The writer is a former superintendent of schools for Baltimore County.

Rising tuition hurts middle class most

I find it ironic that the dean of admissions at Tufts University dislikes the new trend of some universities to eliminate loan obligations for upper-middle-class students ("Notable Quotable," Jan. 1).

My daughter has had to take out loans for all four years of college. She has some scholarship and grant assistance, but it is minimal. She will face about $80,000 in debt when she graduates.

It is reprehensible that students have to pay roughly $20,000 (or more) a year for college expenses, and then face the repayment of that kind of debt when they graduate.

Many students are not going to be doctors or lawyers making a six-figure salary, and thus will struggle to repay the debts.

The blame for these costs rests squarely with the colleges (and some parents).

Many students and parents demand luxury housing and other amenities at the colleges, and colleges weakly comply.
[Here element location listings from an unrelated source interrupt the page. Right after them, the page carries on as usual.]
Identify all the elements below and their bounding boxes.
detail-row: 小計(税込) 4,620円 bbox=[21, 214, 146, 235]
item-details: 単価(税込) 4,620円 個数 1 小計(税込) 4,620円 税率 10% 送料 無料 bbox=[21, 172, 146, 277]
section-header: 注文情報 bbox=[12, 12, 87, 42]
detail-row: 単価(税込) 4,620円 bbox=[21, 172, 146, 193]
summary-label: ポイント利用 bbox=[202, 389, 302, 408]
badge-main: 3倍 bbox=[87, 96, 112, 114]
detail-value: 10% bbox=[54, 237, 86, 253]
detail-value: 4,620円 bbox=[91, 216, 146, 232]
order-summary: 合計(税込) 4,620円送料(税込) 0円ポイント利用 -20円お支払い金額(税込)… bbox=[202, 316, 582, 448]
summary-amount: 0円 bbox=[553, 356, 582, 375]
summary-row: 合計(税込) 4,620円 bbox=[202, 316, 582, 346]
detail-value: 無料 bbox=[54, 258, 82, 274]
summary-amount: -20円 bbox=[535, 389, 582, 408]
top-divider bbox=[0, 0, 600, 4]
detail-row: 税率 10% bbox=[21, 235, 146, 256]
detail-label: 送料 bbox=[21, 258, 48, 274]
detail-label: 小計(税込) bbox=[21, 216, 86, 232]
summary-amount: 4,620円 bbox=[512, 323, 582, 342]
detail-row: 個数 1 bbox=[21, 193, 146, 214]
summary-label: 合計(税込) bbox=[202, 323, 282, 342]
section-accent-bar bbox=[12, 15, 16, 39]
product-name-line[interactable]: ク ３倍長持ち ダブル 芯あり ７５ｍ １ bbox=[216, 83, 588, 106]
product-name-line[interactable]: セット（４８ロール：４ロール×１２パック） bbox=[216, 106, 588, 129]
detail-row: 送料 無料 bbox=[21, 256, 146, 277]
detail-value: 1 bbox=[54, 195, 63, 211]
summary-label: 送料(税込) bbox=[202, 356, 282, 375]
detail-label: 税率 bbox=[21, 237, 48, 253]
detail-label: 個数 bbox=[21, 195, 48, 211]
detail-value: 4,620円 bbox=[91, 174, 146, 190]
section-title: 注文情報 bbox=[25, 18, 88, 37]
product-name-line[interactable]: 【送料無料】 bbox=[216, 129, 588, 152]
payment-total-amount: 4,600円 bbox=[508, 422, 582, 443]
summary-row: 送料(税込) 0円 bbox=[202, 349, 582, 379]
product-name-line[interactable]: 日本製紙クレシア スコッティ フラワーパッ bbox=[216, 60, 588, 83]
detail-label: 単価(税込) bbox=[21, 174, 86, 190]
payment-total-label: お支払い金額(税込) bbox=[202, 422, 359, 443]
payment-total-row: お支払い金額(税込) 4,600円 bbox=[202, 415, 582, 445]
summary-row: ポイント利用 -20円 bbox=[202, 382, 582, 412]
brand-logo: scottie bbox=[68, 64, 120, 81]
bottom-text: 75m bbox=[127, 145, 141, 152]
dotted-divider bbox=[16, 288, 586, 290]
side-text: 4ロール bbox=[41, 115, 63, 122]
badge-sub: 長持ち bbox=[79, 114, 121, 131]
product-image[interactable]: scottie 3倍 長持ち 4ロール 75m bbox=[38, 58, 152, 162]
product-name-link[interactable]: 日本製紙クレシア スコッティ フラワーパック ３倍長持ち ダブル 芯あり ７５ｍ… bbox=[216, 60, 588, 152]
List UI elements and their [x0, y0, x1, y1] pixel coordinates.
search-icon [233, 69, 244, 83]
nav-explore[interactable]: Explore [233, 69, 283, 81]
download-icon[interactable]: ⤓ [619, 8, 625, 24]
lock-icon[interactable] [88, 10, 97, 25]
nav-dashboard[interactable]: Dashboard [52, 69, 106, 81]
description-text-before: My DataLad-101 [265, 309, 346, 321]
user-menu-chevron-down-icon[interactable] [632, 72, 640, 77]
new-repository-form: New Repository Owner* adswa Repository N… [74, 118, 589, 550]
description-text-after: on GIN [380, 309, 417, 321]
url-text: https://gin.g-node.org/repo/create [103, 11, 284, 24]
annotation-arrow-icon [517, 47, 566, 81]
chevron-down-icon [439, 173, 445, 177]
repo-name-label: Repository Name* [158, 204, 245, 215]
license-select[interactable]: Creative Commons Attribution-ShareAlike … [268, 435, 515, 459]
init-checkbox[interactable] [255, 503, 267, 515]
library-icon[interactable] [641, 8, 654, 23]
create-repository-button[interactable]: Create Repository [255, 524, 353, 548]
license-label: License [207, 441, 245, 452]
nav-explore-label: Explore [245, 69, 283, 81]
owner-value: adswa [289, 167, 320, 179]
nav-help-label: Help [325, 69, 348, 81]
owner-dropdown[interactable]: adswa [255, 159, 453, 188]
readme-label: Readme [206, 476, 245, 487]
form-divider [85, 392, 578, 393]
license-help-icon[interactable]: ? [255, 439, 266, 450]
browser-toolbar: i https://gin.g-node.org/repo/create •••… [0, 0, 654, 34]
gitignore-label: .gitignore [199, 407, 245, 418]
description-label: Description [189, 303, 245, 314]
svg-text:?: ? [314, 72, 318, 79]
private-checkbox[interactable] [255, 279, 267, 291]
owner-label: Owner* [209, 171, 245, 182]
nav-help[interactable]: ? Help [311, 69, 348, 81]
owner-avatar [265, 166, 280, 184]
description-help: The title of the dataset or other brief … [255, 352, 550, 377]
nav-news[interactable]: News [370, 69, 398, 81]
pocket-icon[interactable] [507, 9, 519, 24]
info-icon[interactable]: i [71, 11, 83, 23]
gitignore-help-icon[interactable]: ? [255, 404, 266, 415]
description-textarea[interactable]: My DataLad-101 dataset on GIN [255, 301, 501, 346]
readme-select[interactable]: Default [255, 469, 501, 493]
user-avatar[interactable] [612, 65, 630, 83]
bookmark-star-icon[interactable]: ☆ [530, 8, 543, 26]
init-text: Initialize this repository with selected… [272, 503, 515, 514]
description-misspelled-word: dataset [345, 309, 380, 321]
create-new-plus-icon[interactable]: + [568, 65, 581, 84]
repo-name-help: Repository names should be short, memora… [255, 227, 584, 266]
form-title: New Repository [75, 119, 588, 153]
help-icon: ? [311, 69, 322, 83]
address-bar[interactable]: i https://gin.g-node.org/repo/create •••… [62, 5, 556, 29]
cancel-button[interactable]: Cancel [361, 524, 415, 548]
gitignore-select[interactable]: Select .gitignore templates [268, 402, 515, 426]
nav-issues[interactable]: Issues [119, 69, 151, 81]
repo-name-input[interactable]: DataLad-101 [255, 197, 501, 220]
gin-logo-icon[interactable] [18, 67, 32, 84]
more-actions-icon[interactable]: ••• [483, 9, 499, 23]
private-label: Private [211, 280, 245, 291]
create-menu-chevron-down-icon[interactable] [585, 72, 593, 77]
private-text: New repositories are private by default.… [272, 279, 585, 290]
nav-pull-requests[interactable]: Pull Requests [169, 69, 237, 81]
Students used to get a standard two-to-a-room dorm, with a bath shared with everyone on the hall and maybe a shared kitchen on the dorm floor.

Now some students want luxury apartments with their own room and professional-level sports arenas.

The problem with all this upscale development is that it costs money and raises tuition to an obscene level. Tuition costs are rising far faster than the rate of inflation.

Wealthy families can shoulder the rising costs without a problem. But middle-class students are left holding the bag.